Its verdicts on loudspeakers were aimed to protect citizens from becoming ‘forced audience’ to noise

May 05, 2022 04:01 am | Updated 04:01 am IST - NEW DELHI

Recent days have seen communal tensions rise over the use of loudspeakers in temples and mosques.. File

Recent days have seen communal tensions rise over the use of loudspeakers in temples and mosques.. File | Photo Credit: PTI

The Supreme Court judgments which govern the use of loudspeakers were intended to protect citizens from becoming “forced audience” to noise.

Recent days have seen communal tensions rise over the use of loudspeakers in temples and mosques.

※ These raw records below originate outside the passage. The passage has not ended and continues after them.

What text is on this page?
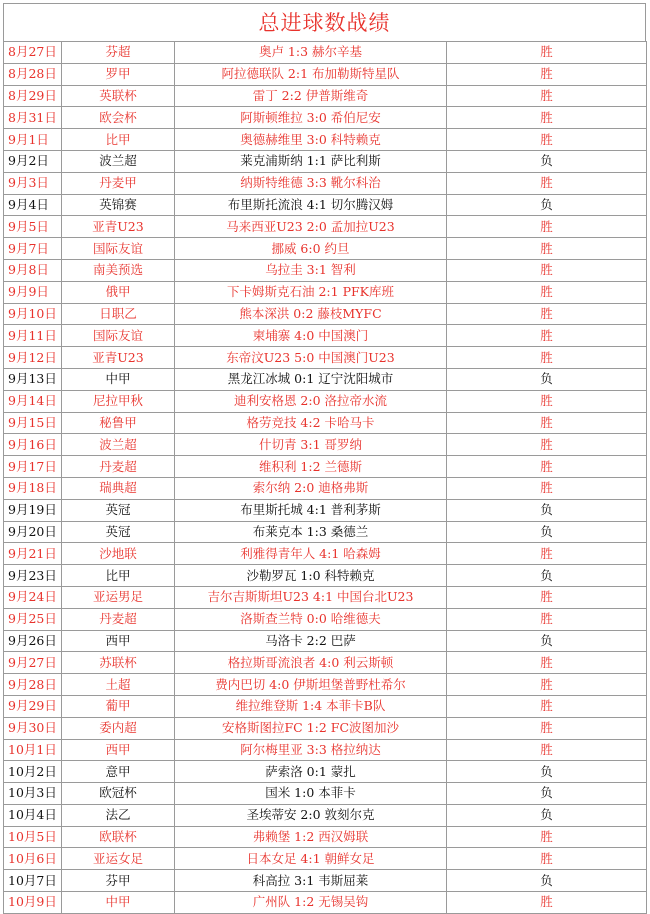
总进球数战绩
8月27日	芬超	奥卢 1:3 赫尔辛基	胜
8月28日	罗甲	阿拉德联队 2:1 布加勒斯特星队	胜
8月29日	英联杯	雷丁 2:2 伊普斯维奇	胜
8月31日	欧会杯	阿斯顿维拉 3:0 希伯尼安	胜
9月1日	比甲	奥德赫维里 3:0 科特赖克	胜
9月2日	波兰超	莱克浦斯纳 1:1 萨比利斯	负
9月3日	丹麦甲	纳斯特维德 3:3 靴尔科治	胜
9月4日	英锦赛	布里斯托流浪 4:1 切尔腾汉姆	负
9月5日	亚青U23	马来西亚U23 2:0 孟加拉U23	胜
9月7日	国际友谊	挪威 6:0 约旦	胜
9月8日	南美预选	乌拉圭 3:1 智利	胜
9月9日	俄甲	下卡姆斯克石油 2:1 PFK库班	胜
9月10日	日职乙	熊本深洪 0:2 藤枝MYFC	胜
9月11日	国际友谊	柬埔寨 4:0 中国澳门	胜
9月12日	亚青U23	东帝汶U23 5:0 中国澳门U23	胜
9月13日	中甲	黑龙江冰城 0:1 辽宁沈阳城市	负
9月14日	尼拉甲秋	迪利安格恩 2:0 洛拉帝水流	胜
9月15日	秘鲁甲	格劳竞技 4:2 卡哈马卡	胜
9月16日	波兰超	什切青 3:1 哥罗纳	胜
9月17日	丹麦超	维积利 1:2 兰德斯	胜
9月18日	瑞典超	索尔纳 2:0 迪格弗斯	胜
9月19日	英冠	布里斯托城 4:1 普利茅斯	负
9月20日	英冠	布莱克本 1:3 桑德兰	负
9月21日	沙地联	利雅得青年人 4:1 哈森姆	胜
9月23日	比甲	沙勒罗瓦 1:0 科特赖克	负
9月24日	亚运男足	吉尔吉斯斯坦U23 4:1 中国台北U23	胜
9月25日	丹麦超	洛斯查兰特 0:0 哈维德夫	胜
9月26日	西甲	马洛卡 2:2 巴萨	负
9月27日	苏联杯	格拉斯哥流浪者 4:0 利云斯顿	胜
9月28日	土超	费内巴切 4:0 伊斯坦堡普野杜希尔	胜
9月29日	葡甲	维拉维登斯 1:4 本菲卡B队	胜
9月30日	委内超	安格斯图拉FC 1:2 FC波图加沙	胜
10月1日	西甲	阿尔梅里亚 3:3 格拉纳达	胜
10月2日	意甲	萨索洛 0:1 蒙扎	负
10月3日	欧冠杯	国米 1:0 本菲卡	负
10月4日	法乙	圣埃蒂安 2:0 敦刻尔克	负
10月5日	欧联杯	弗赖堡 1:2 西汉姆联	胜
10月6日	亚运女足	日本女足 4:1 朝鲜女足	胜
10月7日	芬甲	科高拉 3:1 韦斯屈莱	负
10月9日	中甲	广州队 1:2 无锡吴钩	胜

However, the court, while interpreting the law on the use of loudspeakers in 2005, had made it clear that it was not concerned with “any religion or religious practices”.

The court had made it clear that its judgments regulating the use of loudspeakers and timings were based on the legal principle that “freedom from noise pollution is a part of the right to life under Article 21 of the Constitution”.

“Noise interferes with the fundamental right of citizens to live in peace and to protect themselves against forced audience… We are not concerned with any religion or religious practices; we are concerned only with the fundamental right of the citizens and the people to protect themselves against noise pollution and forced audiences,” the court had made its intentions clear in its 2005 judgments.

Nuisance to neighbours

The apex court had made it clear that nobody, whatever be the religion or purpose, “can claim a right to create noise even in his own premises which would travel beyond his precincts and cause nuisance to neighbours or others”.

“No one can claim a fundamental right to create noise by amplifying the sound of his speech with the help of loudspeakers,” the court explained.

On the use of loudspeakers in religious practices, the apex court, in one of the judgments, reproduced parts of a newspaper column which said the objective of any religion was not to force anyone to listen to its expressions of faith.

The court had said the logic that loudspeakers were not a must to spread religious devotion appealed to it.